Mineração em águas profundas pode avançar com apoio dos EUA, apesar de preocupações ambientais
Por Sandro Felix
Publicado em 06/04/25 às 08:02
A mineração submarina em águas internacionais, até então proibida por desafios técnicos e falta de regulamentação global, pode estar prestes a dar um passo decisivo.

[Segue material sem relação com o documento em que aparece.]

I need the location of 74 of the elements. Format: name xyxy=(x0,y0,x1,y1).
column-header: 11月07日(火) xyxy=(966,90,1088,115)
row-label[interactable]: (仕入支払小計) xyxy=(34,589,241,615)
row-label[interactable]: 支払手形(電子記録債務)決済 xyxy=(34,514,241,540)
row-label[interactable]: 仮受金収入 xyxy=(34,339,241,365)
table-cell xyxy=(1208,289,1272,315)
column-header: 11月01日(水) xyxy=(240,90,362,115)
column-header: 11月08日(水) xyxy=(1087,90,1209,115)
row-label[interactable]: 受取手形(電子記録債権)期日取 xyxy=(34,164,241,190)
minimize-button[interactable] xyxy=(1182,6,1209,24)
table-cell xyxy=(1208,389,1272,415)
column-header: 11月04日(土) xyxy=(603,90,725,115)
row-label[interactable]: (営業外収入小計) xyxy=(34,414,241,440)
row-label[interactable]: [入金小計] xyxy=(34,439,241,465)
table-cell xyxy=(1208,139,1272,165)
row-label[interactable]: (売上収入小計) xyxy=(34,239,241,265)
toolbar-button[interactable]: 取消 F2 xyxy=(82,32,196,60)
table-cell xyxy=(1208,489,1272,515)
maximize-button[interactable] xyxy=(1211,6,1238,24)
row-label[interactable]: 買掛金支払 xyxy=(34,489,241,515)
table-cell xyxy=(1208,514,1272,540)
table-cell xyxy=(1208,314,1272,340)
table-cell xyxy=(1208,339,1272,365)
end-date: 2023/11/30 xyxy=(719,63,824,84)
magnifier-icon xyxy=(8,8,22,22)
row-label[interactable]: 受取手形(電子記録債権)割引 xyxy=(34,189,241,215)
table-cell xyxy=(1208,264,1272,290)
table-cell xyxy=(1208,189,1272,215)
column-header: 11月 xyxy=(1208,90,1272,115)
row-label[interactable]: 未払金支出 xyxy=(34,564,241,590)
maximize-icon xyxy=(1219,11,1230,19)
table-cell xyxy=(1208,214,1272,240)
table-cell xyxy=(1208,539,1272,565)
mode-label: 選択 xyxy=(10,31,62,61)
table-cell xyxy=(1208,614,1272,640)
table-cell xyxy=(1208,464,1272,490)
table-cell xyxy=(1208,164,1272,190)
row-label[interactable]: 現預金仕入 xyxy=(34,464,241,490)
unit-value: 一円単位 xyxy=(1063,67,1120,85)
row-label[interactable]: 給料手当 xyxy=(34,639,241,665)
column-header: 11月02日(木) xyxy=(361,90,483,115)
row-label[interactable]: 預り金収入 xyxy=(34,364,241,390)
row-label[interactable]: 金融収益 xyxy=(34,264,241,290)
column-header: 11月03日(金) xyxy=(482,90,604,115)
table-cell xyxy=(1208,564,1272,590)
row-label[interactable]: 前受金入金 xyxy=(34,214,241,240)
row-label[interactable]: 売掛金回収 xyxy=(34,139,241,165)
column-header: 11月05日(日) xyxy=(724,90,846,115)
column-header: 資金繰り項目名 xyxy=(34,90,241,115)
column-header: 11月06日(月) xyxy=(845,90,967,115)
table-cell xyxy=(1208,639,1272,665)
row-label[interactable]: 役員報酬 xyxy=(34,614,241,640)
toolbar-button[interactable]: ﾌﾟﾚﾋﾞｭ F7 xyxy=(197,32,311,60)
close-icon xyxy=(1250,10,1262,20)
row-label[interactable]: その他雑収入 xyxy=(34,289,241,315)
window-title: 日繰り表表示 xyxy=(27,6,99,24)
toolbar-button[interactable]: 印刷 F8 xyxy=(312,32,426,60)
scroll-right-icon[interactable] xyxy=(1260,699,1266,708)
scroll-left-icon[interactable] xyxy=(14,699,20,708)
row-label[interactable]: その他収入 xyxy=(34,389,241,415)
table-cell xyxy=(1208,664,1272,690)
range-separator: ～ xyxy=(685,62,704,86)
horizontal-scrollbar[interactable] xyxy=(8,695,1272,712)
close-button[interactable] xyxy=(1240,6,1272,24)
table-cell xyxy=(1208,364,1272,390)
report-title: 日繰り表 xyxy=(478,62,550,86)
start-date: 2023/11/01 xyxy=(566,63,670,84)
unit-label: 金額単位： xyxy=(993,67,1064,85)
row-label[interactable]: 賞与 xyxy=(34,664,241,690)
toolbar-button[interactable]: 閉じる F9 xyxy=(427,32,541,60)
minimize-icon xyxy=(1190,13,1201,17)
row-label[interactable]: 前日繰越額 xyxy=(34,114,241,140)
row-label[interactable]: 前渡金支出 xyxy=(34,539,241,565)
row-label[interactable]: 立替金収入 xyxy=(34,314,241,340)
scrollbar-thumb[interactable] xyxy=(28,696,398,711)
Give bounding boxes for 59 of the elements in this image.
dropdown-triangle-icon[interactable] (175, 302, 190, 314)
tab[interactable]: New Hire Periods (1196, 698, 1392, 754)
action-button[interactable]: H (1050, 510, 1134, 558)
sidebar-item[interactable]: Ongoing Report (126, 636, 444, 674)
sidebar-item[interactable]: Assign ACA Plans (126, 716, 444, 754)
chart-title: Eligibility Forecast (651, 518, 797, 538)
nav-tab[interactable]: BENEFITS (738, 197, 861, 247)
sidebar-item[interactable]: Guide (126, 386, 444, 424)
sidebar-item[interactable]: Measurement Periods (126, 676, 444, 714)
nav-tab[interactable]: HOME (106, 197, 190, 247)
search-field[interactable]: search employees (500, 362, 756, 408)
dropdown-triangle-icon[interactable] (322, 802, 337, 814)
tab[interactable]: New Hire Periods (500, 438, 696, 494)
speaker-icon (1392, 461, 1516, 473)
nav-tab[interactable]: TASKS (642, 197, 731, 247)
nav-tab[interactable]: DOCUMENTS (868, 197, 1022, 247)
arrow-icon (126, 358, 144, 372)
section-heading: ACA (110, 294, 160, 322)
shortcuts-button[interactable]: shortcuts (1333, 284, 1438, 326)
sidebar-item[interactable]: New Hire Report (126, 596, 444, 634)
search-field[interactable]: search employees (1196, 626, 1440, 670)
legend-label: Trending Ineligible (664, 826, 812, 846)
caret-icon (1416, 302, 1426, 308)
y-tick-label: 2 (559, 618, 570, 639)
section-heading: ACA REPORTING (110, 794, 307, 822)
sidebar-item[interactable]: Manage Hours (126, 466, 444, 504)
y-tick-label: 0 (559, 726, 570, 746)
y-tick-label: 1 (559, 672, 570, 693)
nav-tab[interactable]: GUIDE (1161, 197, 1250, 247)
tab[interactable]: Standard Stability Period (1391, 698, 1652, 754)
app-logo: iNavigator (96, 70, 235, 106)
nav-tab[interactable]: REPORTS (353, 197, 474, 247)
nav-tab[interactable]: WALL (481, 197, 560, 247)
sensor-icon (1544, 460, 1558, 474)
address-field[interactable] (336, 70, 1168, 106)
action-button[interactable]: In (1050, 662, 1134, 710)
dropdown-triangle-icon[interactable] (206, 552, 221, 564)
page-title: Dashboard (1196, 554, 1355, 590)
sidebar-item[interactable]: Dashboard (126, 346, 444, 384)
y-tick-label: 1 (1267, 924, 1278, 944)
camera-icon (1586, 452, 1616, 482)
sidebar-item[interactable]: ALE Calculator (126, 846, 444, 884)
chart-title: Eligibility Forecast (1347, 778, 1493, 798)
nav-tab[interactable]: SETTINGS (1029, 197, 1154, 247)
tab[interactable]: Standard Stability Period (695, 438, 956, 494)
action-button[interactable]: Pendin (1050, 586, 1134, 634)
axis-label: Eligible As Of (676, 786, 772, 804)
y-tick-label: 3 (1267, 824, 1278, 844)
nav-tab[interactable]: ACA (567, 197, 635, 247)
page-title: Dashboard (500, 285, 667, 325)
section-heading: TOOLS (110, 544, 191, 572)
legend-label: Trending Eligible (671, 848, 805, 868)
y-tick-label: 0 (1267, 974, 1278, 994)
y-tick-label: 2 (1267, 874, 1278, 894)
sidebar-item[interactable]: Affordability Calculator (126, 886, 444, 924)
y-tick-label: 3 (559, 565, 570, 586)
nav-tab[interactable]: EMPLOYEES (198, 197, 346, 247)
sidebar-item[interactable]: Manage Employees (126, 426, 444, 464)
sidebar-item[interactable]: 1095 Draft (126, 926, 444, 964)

A empresa canadense The Metals Company (TMC) está em estágio avançado para obter permissão do governo dos Estados Unidos para iniciar suas operações, com o apoio da administração do presidente Donald Trump – possivelmente antes do tempo ideal, segundo especialistas.
Desde 2011, a TMC vem estudando a viabilidade de extrair nódulos polimetálicos – depósitos minerais do tamanho de batatas que contêm níquel, cobre, cobalto e manganês – localizados soltos no leito marinho da Zona Clarion-Clipperton, no Oceano Pacífico.
A empresa afirma que os minerais contidos nesses nódulos são essenciais para a fabricação de baterias de veículos elétricos e para a transição energética rumo a fontes mais limpas. De acordo com a TMC, os recursos submarinos podem ser uma alternativa sustentável para reduzir a dependência de combustíveis fósseis.
O plano da empresa prevê o envio de navios de grande porte ao local, equipados com veículos coletores submersíveis capazes de operar entre 4 e 6 km de profundidade. Esses veículos recolheriam os nódulos soltos no fundo do mar e os transportariam até a superfície por meio de tubos com ar comprimido. Após a coleta, os minerais seriam enviados a instalações terrestres para processamento e separação dos metais.
Regulamentação ainda é incerta
O principal obstáculo enfrentado pela TMC é a ausência de regras claras da Autoridade Internacional dos Fundos Marinhos (ISA, na sigla em inglês). Criada na década de 1980 sob a Convenção das Nações Unidas sobre o Direito do Mar, a ISA é composta por mais de 160 países, mas os Estados Unidos nunca ratificaram o acordo, o que os impede de votar nas decisões do órgão.
Mesmo assim, a TMC anunciou recentemente que se reuniu com autoridades da Casa Branca e do Congresso norte-americano. A empresa também entrou com pedidos de licenças de exploração e extração junto ao Departamento de Comércio dos EUA.
Com o histórico do governo Trump de flexibilizar normas ambientais, especialistas acreditam que as autorizações podem ser concedidas em breve – o que poderá impactar significativamente o mercado global de minerais estratégicos e o futuro dos ecossistemas marinhos.
Preocupações ambientais crescem
Cientistas e ambientalistas estão em alerta. Eles argumentam que os impactos da mineração em águas profundas ainda não são totalmente compreendidos, podendo causar danos irreversíveis à biodiversidade marinha. Por isso, organizações como a Deep Sea Conservation Coalition pedem uma moratória global até que mais estudos sejam realizados.
A pressa pode custar caro ao oceano. Não temos informações suficientes sobre o impacto ecológico dessas atividades, alertam os especialistas.
A situação está sendo acompanhada de perto pela comunidade internacional e pode marcar um novo capítulo na corrida por recursos naturais – desta vez, no fundo do mar.